Fact: Contrary to popular misconception, the parties never "switched" on racism. The Democrats just switched from overt racism to a subversive strategy of getting blacks as dependent as possible on government to secure their votes. At the same time, they began a cynical smear campaign to label anyone who opposes their devious strategy as greedy racists.
Following the epic civil rights struggles of the 1960s, the South began a major demographic shift from Democratic to Republican dominance. Many believe that this shift was motivated by racism. While it is certainly true that many Southern racists abandoned the Democratic Party over its new support for racial equality and integration, the notion that they would flock to the Republican Party -- which was a century ahead of the Democrats on those issues -- makes no sense whatsoever.
Yet virtually every liberal, when pressed on the matter, will inevitably claim that the parties "switched," and most racist Democrats became Republicans! In their minds, this historical ju jitsu maneuver apparently transfers all the past sins of the Democrats (slavery, the KKK, Jim Crow laws, etc.) onto the Republicans and all the past virtues of the Republicans (e.g., ending slavery) onto the Democrats! That's quite a feat!

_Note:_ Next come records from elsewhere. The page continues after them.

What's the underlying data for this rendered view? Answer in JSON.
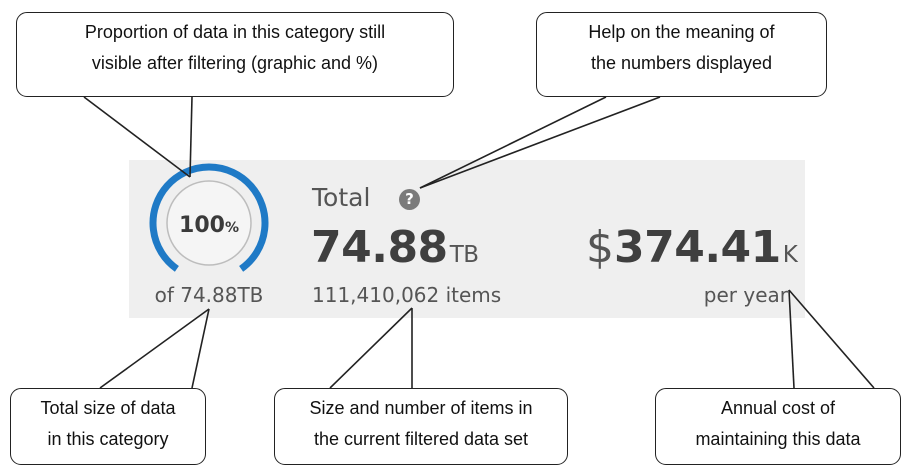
{
  "summary": {
    "gauge": {
      "percent": "100",
      "percent_symbol": "%",
      "fill_fraction": 1.0,
      "color": "#1f7ac6"
    },
    "gauge_caption": "of 74.88TB",
    "total_label": "Total",
    "help_icon": "question-circle-icon",
    "size_value": "74.88",
    "size_unit": "TB",
    "items_count": "111,410,062 items",
    "cost_currency": "$",
    "cost_value": "374.41",
    "cost_unit": "K",
    "cost_period": "per year"
  },
  "callouts": {
    "gauge_proportion": [
      "Proportion of data in this category still",
      "visible after filtering (graphic and %)"
    ],
    "help": [
      "Help on the meaning of",
      "the numbers displayed"
    ],
    "category_size": [
      "Total size of data",
      "in this category"
    ],
    "filtered_size": [
      "Size and number of items in",
      "the current filtered data set"
    ],
    "annual_cost": [
      "Annual cost of",
      "maintaining this data"
    ]
  }
}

It is true that Barry Goldwater's opposition to the Civil Rights Act of 1964 probably attracted some racist Democrats to the Republican Party. However, Goldwater was not a racist -- at least not an overt racist like so many Southern Democrats of the time, such as George Wallace and Bull Connor. He publicly professed racial equality, and his opposition to the 1964 Act was based on principled grounds of states rights. In any case, his libertarian views were out of step with the mainstream, and he lost the 1964 Presidential election to LBJ in a landslide.
But Goldwater's opposition to the 1964 Civil Rights Act provided liberals an opening to tar the Republican Party as racist, and they have tenaciously repeated that label so often over the years that it is now the conventional wisdom among liberals. But it is really nothing more than an unsubstantiated myth -- a convenient political lie. If the Republican Party was any more racist than the Democratic Party even in 1964, why did a higher percentage of Republicans than Democrats in both houses of Congress vote for the 1964 Civil Rights Act? The idea that Goldwater's vote on the 1964 Civil Rights Act trumps a century of history of the Republican Party is ridiculous, to say the least.